The Lincoln Journal Star reports that Nebraska Secretary of State John Gale approved all-mail elections for Dawes, Merrick and Morrill counties. The turnout topped 58 percent in the all-mail voting test in Garden County for the May 15 primary.
Each of three additional counties used all-mail elections for some of their precincts and recorded higher turnout than the statewide average of 24 percent in the primary. The counties’ election officials said they expect using the mail for all voting will drive participation higher.
“We had such a poor turnout at the polls, but our all-mail precincts did great,” said Marcia Wichmann, clerk and election commissioner for Merrick County.

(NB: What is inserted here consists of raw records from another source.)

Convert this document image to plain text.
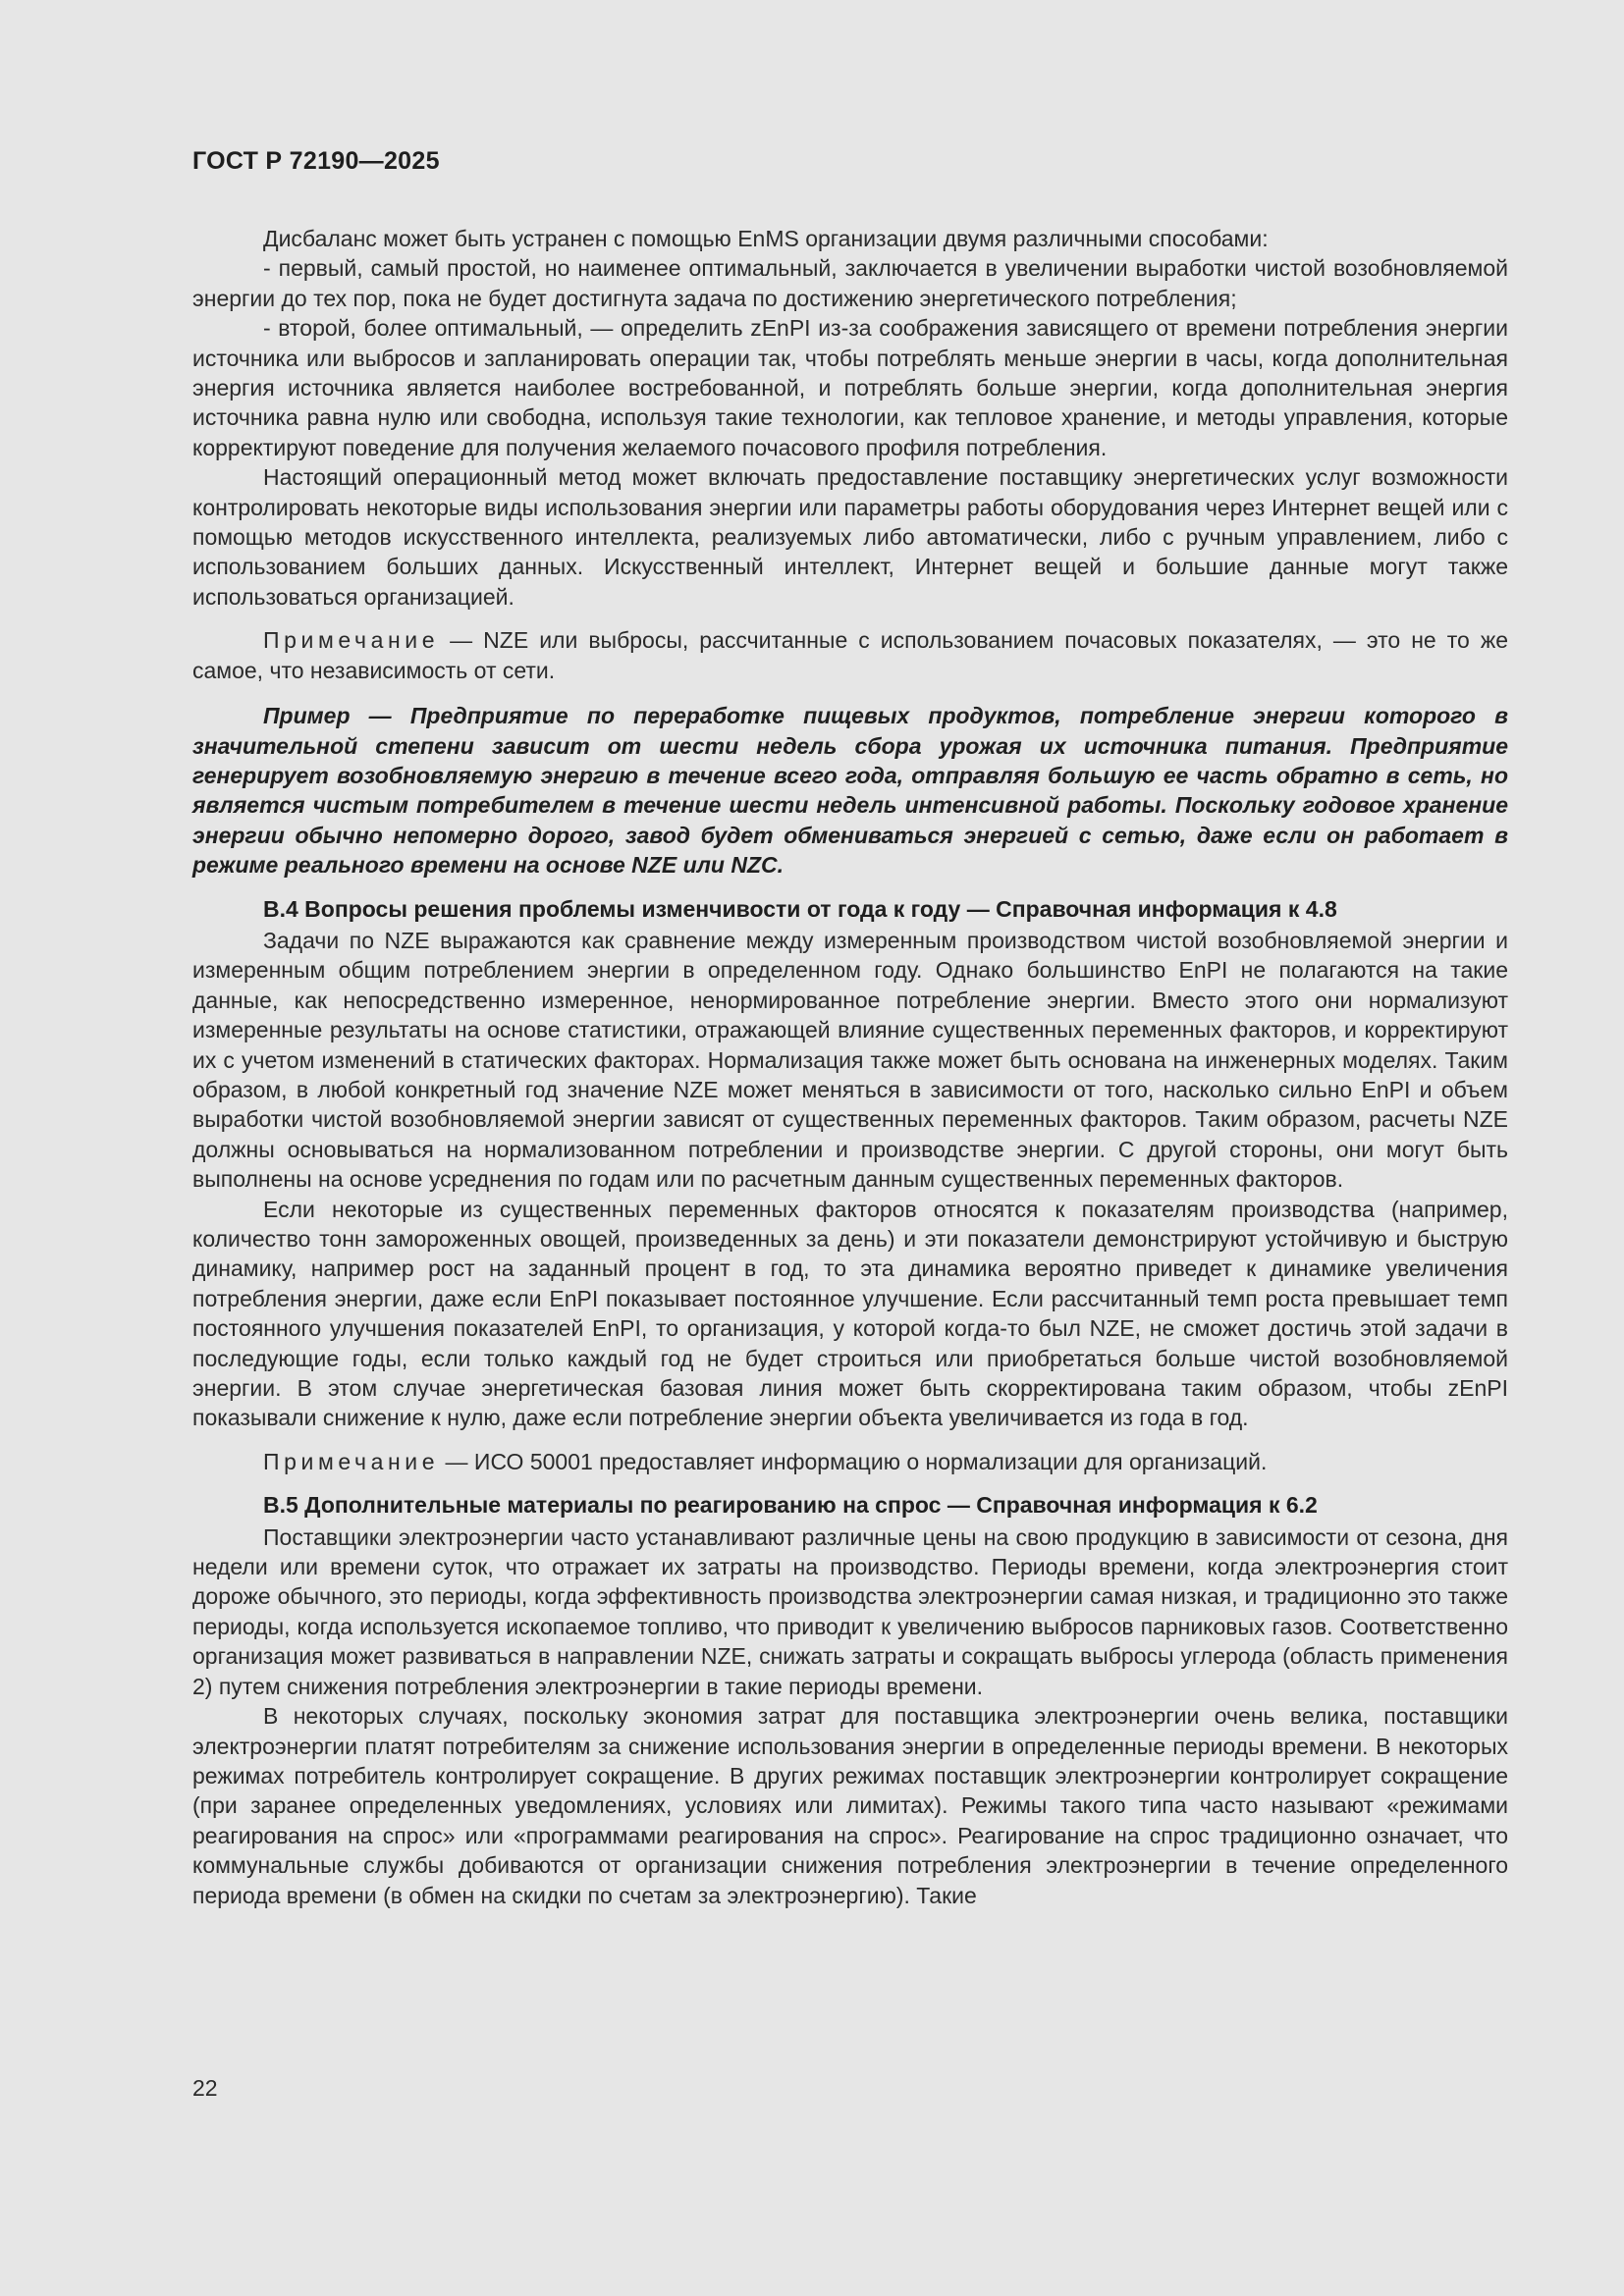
ГОСТ Р 72190—2025

Дисбаланс может быть устранен с помощью EnMS организации двумя различными способами:

- первый, самый простой, но наименее оптимальный, заключается в увеличении выработки чистой возобновляемой энергии до тех пор, пока не будет достигнута задача по достижению энергетического потребления;

- второй, более оптимальный, — определить zEnPI из-за соображения зависящего от времени потребления энергии источника или выбросов и запланировать операции так, чтобы потреблять меньше энергии в часы, когда дополнительная энергия источника является наиболее востребованной, и потреблять больше энергии, когда дополнительная энергия источника равна нулю или свободна, используя такие технологии, как тепловое хранение, и методы управления, которые корректируют поведение для получения желаемого почасового профиля потребления.

Настоящий операционный метод может включать предоставление поставщику энергетических услуг возможности контролировать некоторые виды использования энергии или параметры работы оборудования через Интернет вещей или с помощью методов искусственного интеллекта, реализуемых либо автоматически, либо с ручным управлением, либо с использованием больших данных. Искусственный интеллект, Интернет вещей и большие данные могут также использоваться организацией.

Примечание — NZE или выбросы, рассчитанные с использованием почасовых показателях, — это не то же самое, что независимость от сети.

Пример — Предприятие по переработке пищевых продуктов, потребление энергии которого в значительной степени зависит от шести недель сбора урожая их источника питания. Предприятие генерирует возобновляемую энергию в течение всего года, отправляя большую ее часть обратно в сеть, но является чистым потребителем в течение шести недель интенсивной работы. Поскольку годовое хранение энергии обычно непомерно дорого, завод будет обмениваться энергией с сетью, даже если он работает в режиме реального времени на основе NZE или NZC.

В.4 Вопросы решения проблемы изменчивости от года к году — Справочная информация к 4.8

Задачи по NZE выражаются как сравнение между измеренным производством чистой возобновляемой энергии и измеренным общим потреблением энергии в определенном году. Однако большинство EnPI не полагаются на такие данные, как непосредственно измеренное, ненормированное потребление энергии. Вместо этого они нормализуют измеренные результаты на основе статистики, отражающей влияние существенных переменных факторов, и корректируют их с учетом изменений в статических факторах. Нормализация также может быть основана на инженерных моделях. Таким образом, в любой конкретный год значение NZE может меняться в зависимости от того, насколько сильно EnPI и объем выработки чистой возобновляемой энергии зависят от существенных переменных факторов. Таким образом, расчеты NZE должны основываться на нормализованном потреблении и производстве энергии. С другой стороны, они могут быть выполнены на основе усреднения по годам или по расчетным данным существенных переменных факторов.

Если некоторые из существенных переменных факторов относятся к показателям производства (например, количество тонн замороженных овощей, произведенных за день) и эти показатели демонстрируют устойчивую и быструю динамику, например рост на заданный процент в год, то эта динамика вероятно приведет к динамике увеличения потребления энергии, даже если EnPI показывает постоянное улучшение. Если рассчитанный темп роста превышает темп постоянного улучшения показателей EnPI, то организация, у которой когда-то был NZE, не сможет достичь этой задачи в последующие годы, если только каждый год не будет строиться или приобретаться больше чистой возобновляемой энергии. В этом случае энергетическая базовая линия может быть скорректирована таким образом, чтобы zEnPI показывали снижение к нулю, даже если потребление энергии объекта увеличивается из года в год.

Примечание — ИСО 50001 предоставляет информацию о нормализации для организаций.

В.5 Дополнительные материалы по реагированию на спрос — Справочная информация к 6.2

Поставщики электроэнергии часто устанавливают различные цены на свою продукцию в зависимости от сезона, дня недели или времени суток, что отражает их затраты на производство. Периоды времени, когда электроэнергия стоит дороже обычного, это периоды, когда эффективность производства электроэнергии самая низкая, и традиционно это также периоды, когда используется ископаемое топливо, что приводит к увеличению выбросов парниковых газов. Соответственно организация может развиваться в направлении NZE, снижать затраты и сокращать выбросы углерода (область применения 2) путем снижения потребления электроэнергии в такие периоды времени.

В некоторых случаях, поскольку экономия затрат для поставщика электроэнергии очень велика, поставщики электроэнергии платят потребителям за снижение использования энергии в определенные периоды времени. В некоторых режимах потребитель контролирует сокращение. В других режимах поставщик электроэнергии контролирует сокращение (при заранее определенных уведомлениях, условиях или лимитах). Режимы такого типа часто называют «режимами реагирования на спрос» или «программами реагирования на спрос». Реагирование на спрос традиционно означает, что коммунальные службы добиваются от организации снижения потребления электроэнергии в течение определенного периода времени (в обмен на скидки по счетам за электроэнергию). Такие

22
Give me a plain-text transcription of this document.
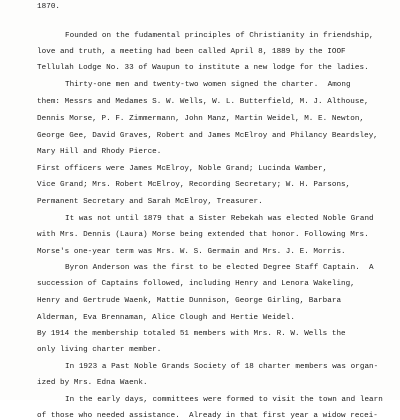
1870.
Founded on the fudamental principles of Christianity in friendship,
love and truth, a meeting had been called April 8, 1889 by the IOOF
Tellulah Lodge No. 33 of Waupun to institute a new lodge for the ladies.
Thirty-one men and twenty-two women signed the charter.  Among
them: Messrs and Medames S. W. Wells, W. L. Butterfield, M. J. Althouse,
Dennis Morse, P. F. Zimmermann, John Manz, Martin Weidel, M. E. Newton,
George Gee, David Graves, Robert and James McElroy and Philancy Beardsley,
Mary Hill and Rhody Pierce.
First officers were James McElroy, Noble Grand; Lucinda Wamber,
Vice Grand; Mrs. Robert McElroy, Recording Secretary; W. H. Parsons,
Permanent Secretary and Sarah McElroy, Treasurer.
It was not until 1879 that a Sister Rebekah was elected Noble Grand
with Mrs. Dennis (Laura) Morse being extended that honor. Following Mrs.
Morse's one-year term was Mrs. W. S. Germain and Mrs. J. E. Morris.
Byron Anderson was the first to be elected Degree Staff Captain.  A
succession of Captains followed, including Henry and Lenora Wakeling,
Henry and Gertrude Waenk, Mattie Dunnison, George Girling, Barbara
Alderman, Eva Brennaman, Alice Clough and Hertie Weidel.
By 1914 the membership totaled 51 members with Mrs. R. W. Wells the
only living charter member.
In 1923 a Past Noble Grands Society of 18 charter members was organ-
ized by Mrs. Edna Waenk.
In the early days, committees were formed to visit the town and learn
of those who needed assistance.  Already in that first year a widow recei-
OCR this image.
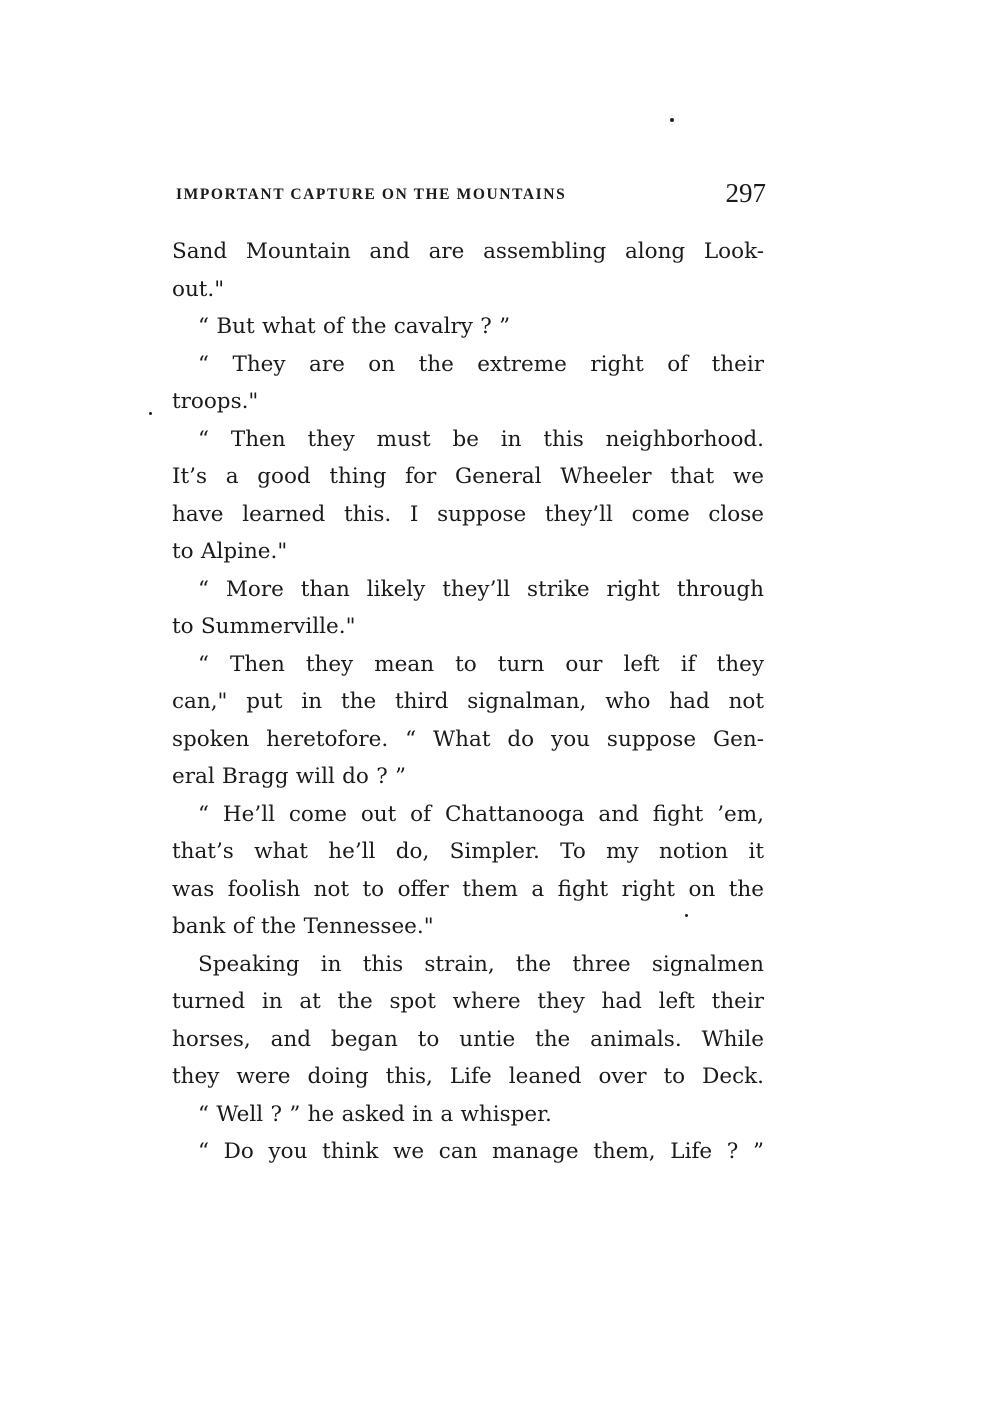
IMPORTANT CAPTURE ON THE MOUNTAINS	297
Sand Mountain and are assembling along Look-
out."
“ But what of the cavalry ? ”
“ They are on the extreme right of their
troops."
“ Then they must be in this neighborhood.
It’s a good thing for General Wheeler that we
have learned this. I suppose they’ll come close
to Alpine."
“ More than likely they’ll strike right through
to Summerville."
“ Then they mean to turn our left if they
can," put in the third signalman, who had not
spoken heretofore. “ What do you suppose Gen-
eral Bragg will do ? ”
“ He’ll come out of Chattanooga and fight ’em,
that’s what he’ll do, Simpler. To my notion it
was foolish not to offer them a fight right on the
bank of the Tennessee."
Speaking in this strain, the three signalmen
turned in at the spot where they had left their
horses, and began to untie the animals. While
they were doing this, Life leaned over to Deck.
“ Well ? ” he asked in a whisper.
“ Do you think we can manage them, Life ? ”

Merrick County has 4,744 registered voters and managed 39 percent turnout in the primary. The vote-by-mail precincts reported turnout ranging from 37.5 percent to 54.1 percent, Wichmann said, while the highest of Merrick County’s five walk-in polling places reported just 32.5 percent turnout.
State officials considered polling site accessibility, the counties’ ability to hire poll workers from different political parties, and community feedback in their decision to let three more counties conduct all-mail elections, said Wayne Bena, deputy secretary of state for elections.
Garden County has no plans to go back to its old way of doing things, deputy county clerk Mindy Santero said.
Mail-elections are more labor-intensive before Election Day, she said. Staffers must update voter addresses, cleanse voter rolls of people no longer casting ballots and find document signatures to match those returned with the mail-in ballots.
But the work pays off, Santero said. Besides gaining the higher percentage of voter participation in the primary, Garden County was able to post results and close the clerk’s office only an hour after the polls closed.